Division of Information

November 16, 2006 (Finfinne) — Last year’s uprisings in Oromia marked a watershed in the rocky relationship between the Ethiopian regime and the Oromo, who make up close to half of the population in Ethiopia. It all began in Ambo, a flashpoint that personified resistance against TPLF/EPRDF. It all begun by students, high school, and college and university students protesting human rights violations — as they have done so in the past, but this time in qualitatively different way. The protests started out peaceful. Local police were called in to put the situation under control. However, soon cracks developed between the Oromia Police displaying increasing sympathy to the grievances aired by protesters and ruling party cadres calling for tougher action.

As time went by without the protests dying down and instead the crowd swelling and protests spreading from one town to another, almost becoming a phenomenon, the Prime Minister called in the Agazi Federal Police, putting the local police on the sideline.

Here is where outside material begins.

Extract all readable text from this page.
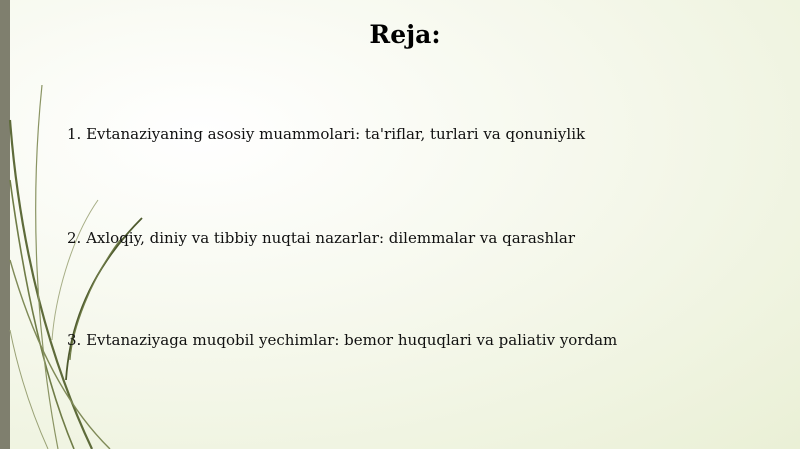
Reja:
1. Evtanaziyaning asosiy muammolari: ta'riflar, turlari va qonuniylik
2. Axloqiy, diniy va tibbiy nuqtai nazarlar: dilemmalar va qarashlar
3. Evtanaziyaga muqobil yechimlar: bemor huquqlari va paliativ yordam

In subsequent questioning in parliament the Prime Minister denied the involvement of federal units brought in by the urging of General Abadula, President of the Oromia Regional State Government, seen by many as the Meles’ henchman.

The Agazi, an elite army division disguised as a police force, lived true to its deadly reputation in last year’s disturbances in Finfinne/Addis by unleashing volley after volley of live ammunition into crowds, killing and wounding scores of protesters and onlookers. The barbarity of the action prompted parents and the general public to be involved. By the time the protests cooled down more than 200, mostly students, were killed and hundreds more wounded, thousands arrested and others fled the country.

It was a mini-revolution of sorts that had many sad, happy and humorous moments. The most hilarious was in Ambo where locals tied the flags of OPDO on stray dogs to symbolize its role as the attack dogs of the regime.

Abaya Comman, where local peasants bravely held the full might of the Agazi at bay for two consecutive weeks, Galamso, where the locals dared to take full control of the entire district for weeks, Kofale, Tikur Incini, Salale, and Gimbi where students lighted the torch of freedom with their lives, Kamise, where the Wallo Oromo renewed its vow that its fate lie with its mother nation despite all the years of separation, and many other places seared into Oromo national psyche.

This all begun on November 9, 2005, a day that the Oromo liberation struggle entered a new phase. On November 9, 2006, commemorated throughout Oromia and among the Oromo Diaspora around the world. As in last year, the protests are continuing. As in last year’s federal units have been called in. As in last year, parents and the general public are joining students, unfazed by the Agazi. As in last year the international community and media is silent about a story that may shape the future of Ethiopia. It is the brutality by Agazi and the state that prompted senior army officers, soldiers, diplomats, judges, and officials to break ranks with the regime and join the liberation struggles of their people. Like the man who saw the end of Communism after witnessing, at the heyday of the Polish Solidarity movement, ¨proletariats¨ being shot and killed by a ¨proletarian state¨ many sensed EPRDF’s imminent demise.